I am so happy I found this site (thx peaceful parenting).
I am now 38 and have three older children aged, 15, 13 and 12. I also have a two year old and am seriously considering another baby before I’m done!
Rockin’ website. I like your style.
Thank you all!
I am 39 and am finally ready to be a mom and trying (FUN), and am uplifted and inspired by your stories.
I look forward to adding my own story too- hopefully in 9 months!
Both my pregnancies (at 36 and now at 43) have totally unfazed my OBs. Though I was in two different cities, maybe there were enough older moms that it was commonplace? Also, both OBs were in their late 30′s and had just had a baby themselves. Besides increased testing, I wasn’t told to do anything extra. This second pg is actually healthier than my first.
The sad thing for older moms is the increased likelihood of a pg loss along the way. That is something I wish we didn’t share in common.
Well, I am 35 weeks pregnant right now. I am 42, but I look younger. My OBGYN has never acted like I am too old to be having a baby. In fact, when I told him I was interested in getting my tubes tied, he said that I should probably wait a few years because I am still young enough to have more babies. This has been a really hard pregnancy for me. I have had zero energy and lots of pain and discomfort. I am really looking forward to meeting my baby, but I will not miss being pregnant. We have two beautiful girls
who are 8 and 10. They are very excited to help out with the new baby. My husband is very excited that we got our little boy too. Things are good. We have a lot of love to share with our new baby.

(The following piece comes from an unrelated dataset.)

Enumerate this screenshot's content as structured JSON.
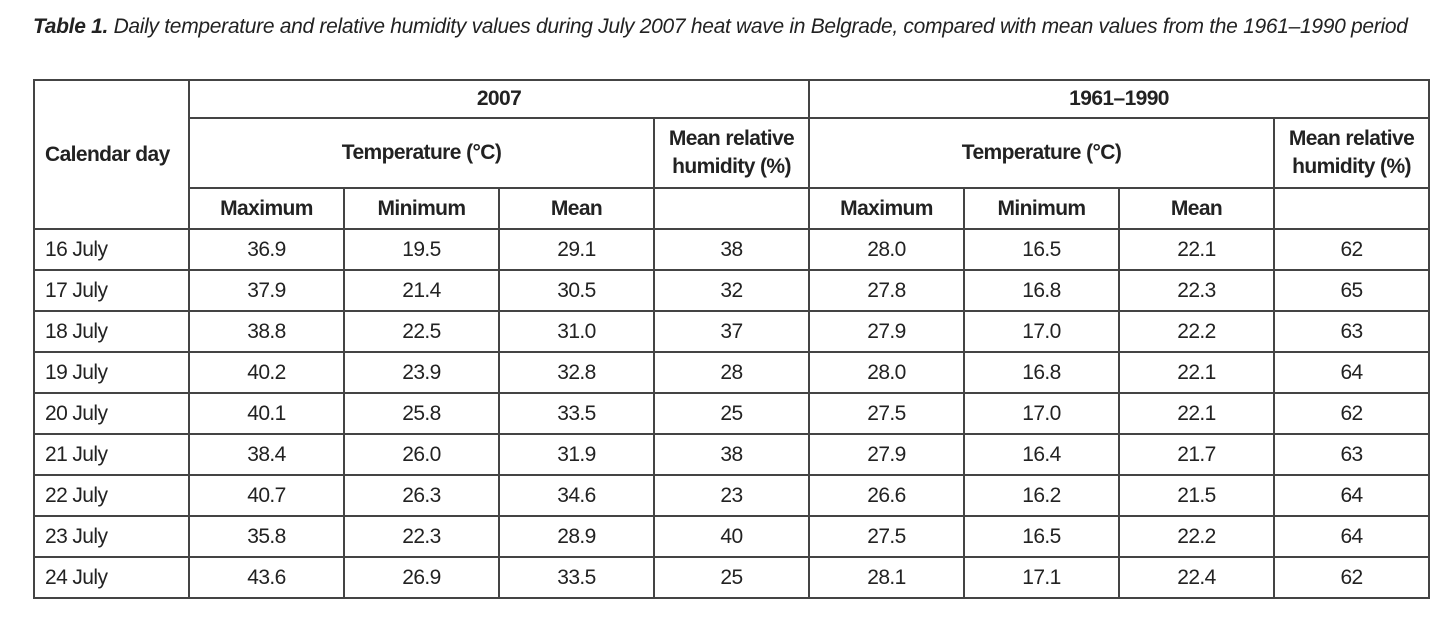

I have 7 children oldest is 25, youngest is 1. I am 51 years old. Yes I was quite shocked to find out I was not going thru menopause but pregnant…..my first DR’s visit he told me I had a better chance of winning the lottery then getting pregnant on my own. I had 7 months of complete misery every time I went to the DR…..telling me constantly what will go wrong. Our son was born 5 weeks early, spent 1 week in the NICU mainly because of his weight…and is a healthy and happy little guy. I am glad I really did not listen to my DR’s, even though I did not plan this one… I know I will be the oldest parent in his preschool class, but you know I would not change this second chance to parent and love a child again.